To bring IBD NanoBiotics from bench to bedside and allow its future clinical implementation, our idea will have to be further developed and assessed according to the requirements of the local regulatory authorities. To understand what future requirements will be necessary to fulfill, we have contacted the Swiss authority Swissmedic, which is responsible for the authorization and supervision of therapeutic products in Switzerland. In our case, the department responsible for the approval of the conductance of clinical trials using GMOs is the department for advanced therapy medicinal products (ATMPs). In order to apply for a permit, our project idea needs to go through two primary research and development cycles: a preclinical phase and a clinical phase that culminates with possible market approval. This understandably long and challenging path is depicted in figure 3.
The preclinical phase comprises the improvement and development of our chassis before it can be given to future trial participants during the clinical phase. Preclinical development is essential to characterize our proposed chassis. We suggest a stepwise increase in the system's complexity on which our final construct of the engineered E. coli Nissle 1917 strain should be tested. Experiments should start on a monolayer of established cultured cell lines, followed by a 3D recapitulation of the intestine using organoids, murine tissue biopsies and possibly patient-derived cells and organoids as described in fig.3. Through these experiments, we will collect data that will allow our research to continue in vivo through mouse models. Then, we can start dealing with the complexity of an organism in order to assess side and long term effects. This phase is essential to collect the data required by the authorities to apply for clinical trial approval. A short summary of the main data requirements to apply for a clinical trial permit using GMOs is given below in figure 4.

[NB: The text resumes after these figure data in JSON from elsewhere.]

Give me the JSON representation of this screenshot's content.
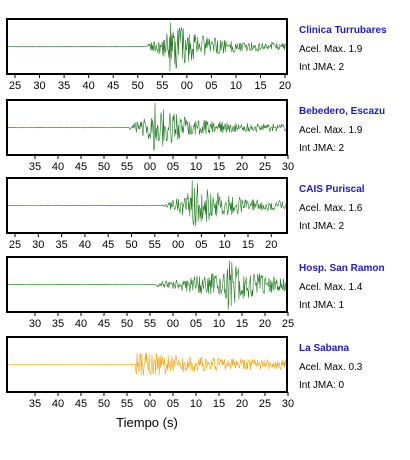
{
  "chart_data": {
    "type": "line",
    "xlabel": "Tiempo (s)",
    "panels": [
      {
        "station": "Clinica Turrubares",
        "accel_label": "Acel. Max. 1.9",
        "jma_label": "Int JMA: 2",
        "color": "#1f7a1f",
        "tick_labels": [
          "25",
          "30",
          "35",
          "40",
          "45",
          "50",
          "55",
          "00",
          "05",
          "10",
          "15",
          "20"
        ],
        "onset_s": 25,
        "peak_s": 29,
        "xlim": [
          0,
          50
        ]
      },
      {
        "station": "Bebedero, Escazu",
        "accel_label": "Acel. Max. 1.9",
        "jma_label": "Int JMA: 2",
        "color": "#1f7a1f",
        "tick_labels": [
          "35",
          "40",
          "45",
          "50",
          "55",
          "00",
          "05",
          "10",
          "15",
          "20",
          "25",
          "30"
        ],
        "onset_s": 21,
        "peak_s": 25,
        "xlim": [
          0,
          48
        ]
      },
      {
        "station": "CAIS Puriscal",
        "accel_label": "Acel. Max. 1.6",
        "jma_label": "Int JMA: 2",
        "color": "#1f7a1f",
        "tick_labels": [
          "25",
          "30",
          "35",
          "40",
          "45",
          "50",
          "55",
          "00",
          "05",
          "10",
          "15",
          "20",
          "25",
          "30"
        ],
        "onset_s": 28,
        "peak_s": 33,
        "xlim": [
          0,
          50
        ]
      },
      {
        "station": "Hosp. San Ramon",
        "accel_label": "Acel. Max. 1.4",
        "jma_label": "Int JMA: 1",
        "color": "#1f7a1f",
        "tick_labels": [
          "30",
          "35",
          "40",
          "45",
          "50",
          "55",
          "00",
          "05",
          "10",
          "15",
          "20",
          "25"
        ],
        "onset_s": 25,
        "peak_s": 37,
        "xlim": [
          0,
          47
        ]
      },
      {
        "station": "La Sabana",
        "accel_label": "Acel. Max. 0.3",
        "jma_label": "Int JMA: 0",
        "color": "#f5a20a",
        "tick_labels": [
          "35",
          "40",
          "45",
          "50",
          "55",
          "00",
          "05",
          "10",
          "15",
          "20",
          "25",
          "30"
        ],
        "onset_s": 22,
        "peak_s": 22,
        "xlim": [
          0,
          48
        ]
      }
    ]
  }
}
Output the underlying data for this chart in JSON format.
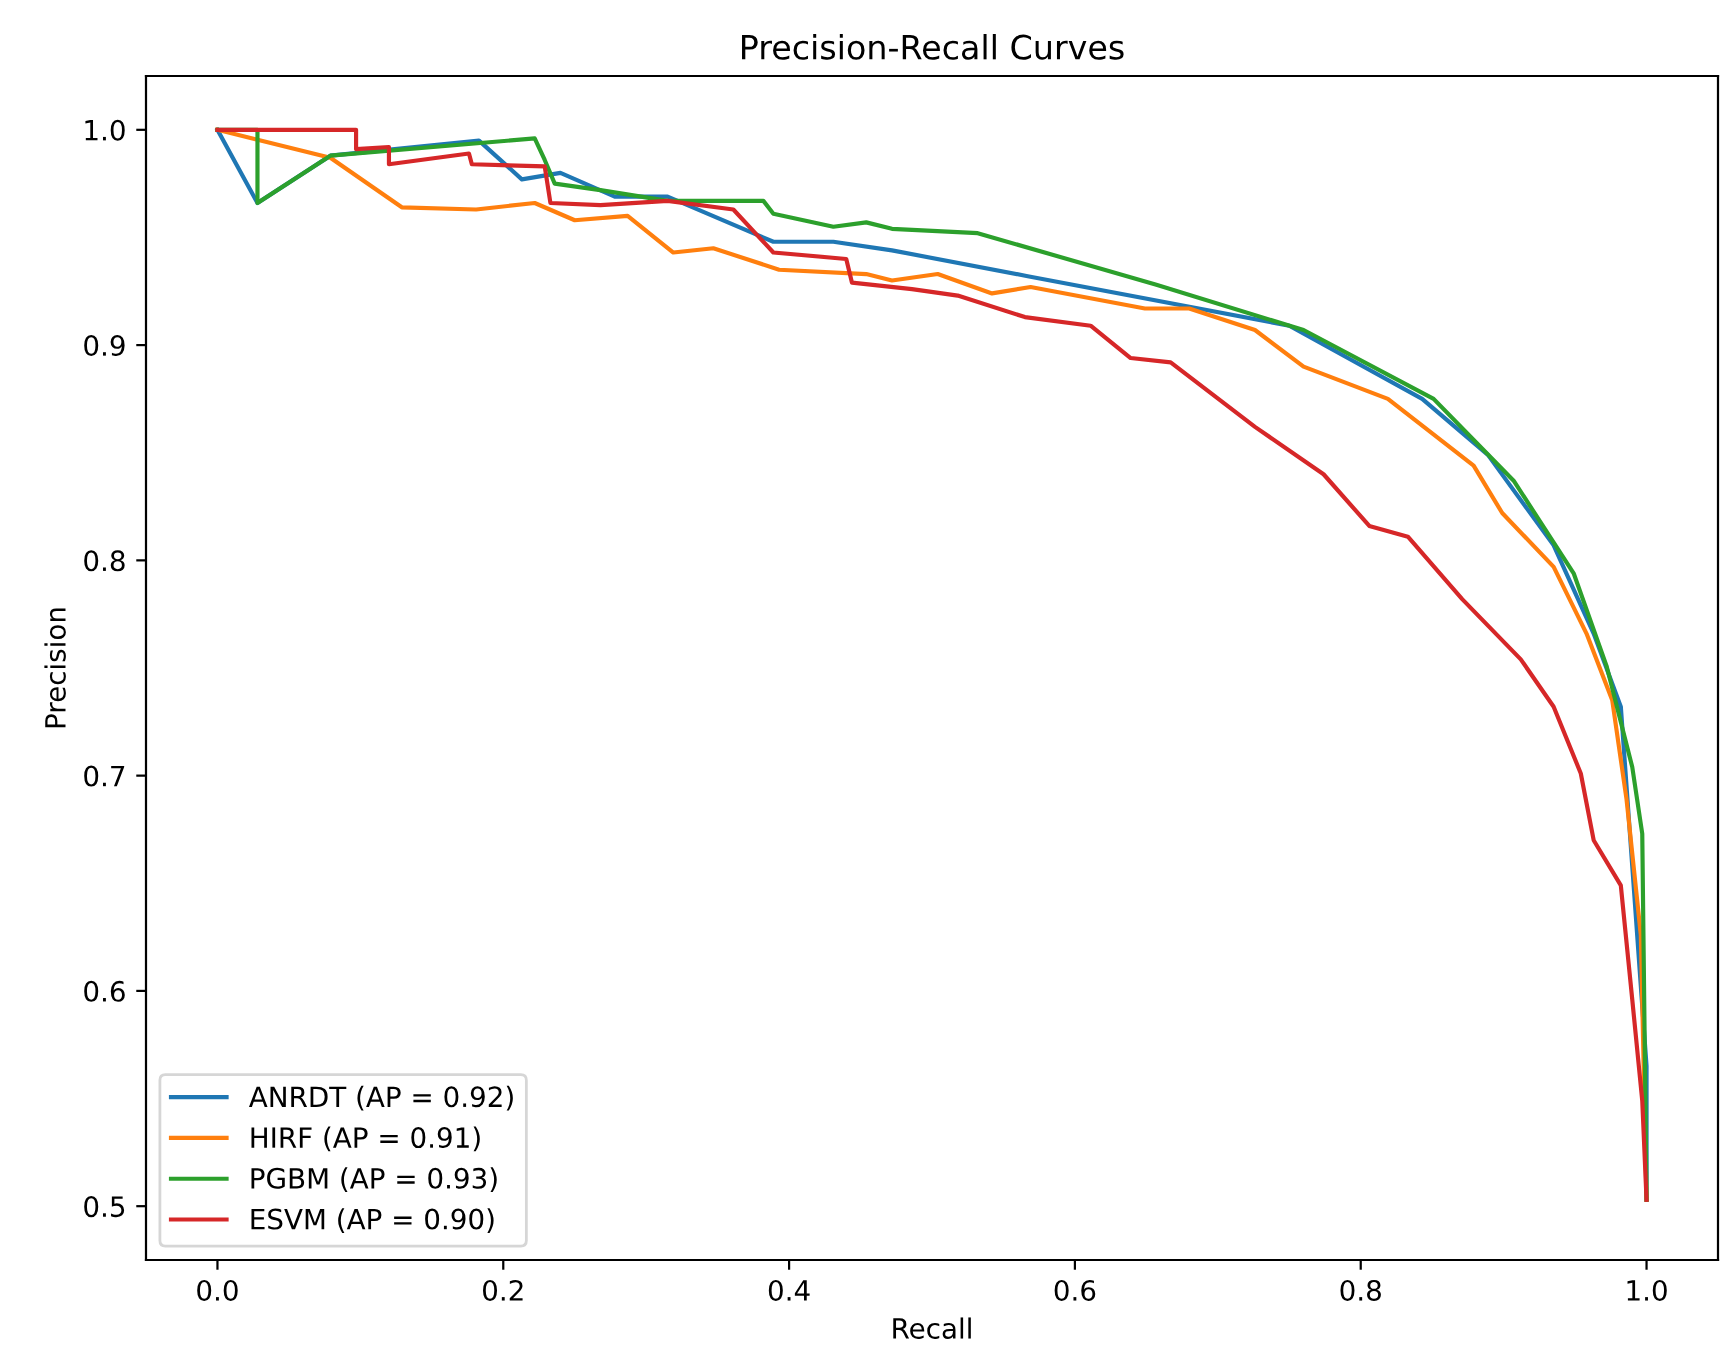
{
  "chart_data": {
    "type": "line",
    "title": "Precision-Recall Curves",
    "xlabel": "Recall",
    "ylabel": "Precision",
    "xlim": [
      -0.05,
      1.05
    ],
    "ylim": [
      0.475,
      1.025
    ],
    "xticks": [
      {
        "value": 0,
        "label": "0.0"
      },
      0.2,
      0.4,
      0.6,
      0.8,
      {
        "value": 1,
        "label": "1.0"
      }
    ],
    "yticks": [
      0.5,
      0.6,
      0.7,
      0.8,
      0.9,
      {
        "value": 1,
        "label": "1.0"
      }
    ],
    "grid": false,
    "legend": "bottom left",
    "marker": "none",
    "line_style": "solid",
    "series": [
      {
        "name": "ANRDT (AP = 0.92)",
        "color": "#1f77b4",
        "x": [
          0,
          0.028,
          0.079,
          0.183,
          0.213,
          0.24,
          0.278,
          0.315,
          0.389,
          0.431,
          0.472,
          0.567,
          0.75,
          0.843,
          0.889,
          0.935,
          0.963,
          0.982,
          0.99,
          1.0,
          1.0
        ],
        "values": [
          1.0,
          0.966,
          0.988,
          0.995,
          0.977,
          0.98,
          0.969,
          0.969,
          0.948,
          0.948,
          0.944,
          0.932,
          0.909,
          0.875,
          0.849,
          0.807,
          0.766,
          0.732,
          0.658,
          0.565,
          0.503
        ]
      },
      {
        "name": "HIRF (AP = 0.91)",
        "color": "#ff7f0e",
        "x": [
          0,
          0.079,
          0.129,
          0.181,
          0.222,
          0.25,
          0.287,
          0.319,
          0.347,
          0.393,
          0.454,
          0.472,
          0.504,
          0.542,
          0.569,
          0.649,
          0.68,
          0.726,
          0.76,
          0.819,
          0.879,
          0.899,
          0.935,
          0.958,
          0.976,
          0.986,
          0.996,
          1.0
        ],
        "values": [
          1.0,
          0.987,
          0.964,
          0.963,
          0.966,
          0.958,
          0.96,
          0.943,
          0.945,
          0.935,
          0.933,
          0.93,
          0.933,
          0.924,
          0.927,
          0.917,
          0.917,
          0.907,
          0.89,
          0.875,
          0.844,
          0.822,
          0.797,
          0.766,
          0.735,
          0.689,
          0.626,
          0.503
        ]
      },
      {
        "name": "PGBM (AP = 0.93)",
        "color": "#2ca02c",
        "x": [
          0,
          0.028,
          0.028,
          0.079,
          0.222,
          0.229,
          0.236,
          0.268,
          0.315,
          0.382,
          0.389,
          0.431,
          0.454,
          0.472,
          0.532,
          0.657,
          0.76,
          0.851,
          0.907,
          0.949,
          0.972,
          0.99,
          0.997,
          1.0
        ],
        "values": [
          1.0,
          1.0,
          0.966,
          0.988,
          0.996,
          0.986,
          0.975,
          0.972,
          0.967,
          0.967,
          0.961,
          0.955,
          0.957,
          0.954,
          0.952,
          0.928,
          0.907,
          0.875,
          0.837,
          0.794,
          0.751,
          0.704,
          0.673,
          0.503
        ]
      },
      {
        "name": "ESVM (AP = 0.90)",
        "color": "#d62728",
        "x": [
          0,
          0.097,
          0.097,
          0.12,
          0.12,
          0.176,
          0.178,
          0.229,
          0.233,
          0.268,
          0.315,
          0.361,
          0.389,
          0.44,
          0.444,
          0.486,
          0.518,
          0.565,
          0.611,
          0.639,
          0.667,
          0.726,
          0.774,
          0.806,
          0.833,
          0.871,
          0.912,
          0.935,
          0.954,
          0.963,
          0.982,
          0.99,
          0.997,
          1.0
        ],
        "values": [
          1.0,
          1.0,
          0.991,
          0.992,
          0.984,
          0.989,
          0.984,
          0.983,
          0.966,
          0.965,
          0.967,
          0.963,
          0.943,
          0.94,
          0.929,
          0.926,
          0.923,
          0.913,
          0.909,
          0.894,
          0.892,
          0.862,
          0.84,
          0.816,
          0.811,
          0.782,
          0.754,
          0.732,
          0.701,
          0.67,
          0.649,
          0.596,
          0.549,
          0.503
        ]
      }
    ]
  }
}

After submission of the application, the data will be additionally evaluated from the Swiss expert Committee for Biosafety (SECB), the Federal Office for the Environment (FOEN) and the Federal Office for Public Health (FOPH). Once the permit has been issued, clinical development of IBD NanoBiotics can start. This phase is divided into three main studies as shown in figure 3. Clinical phase I will address safety in vivo in a few healthy participants, clinical phase II will enroll first patients to determine its effectiveness and clinical phase III serves the comparison to standard treatments already available. We hope to show superiority over standard treatment options for this last step.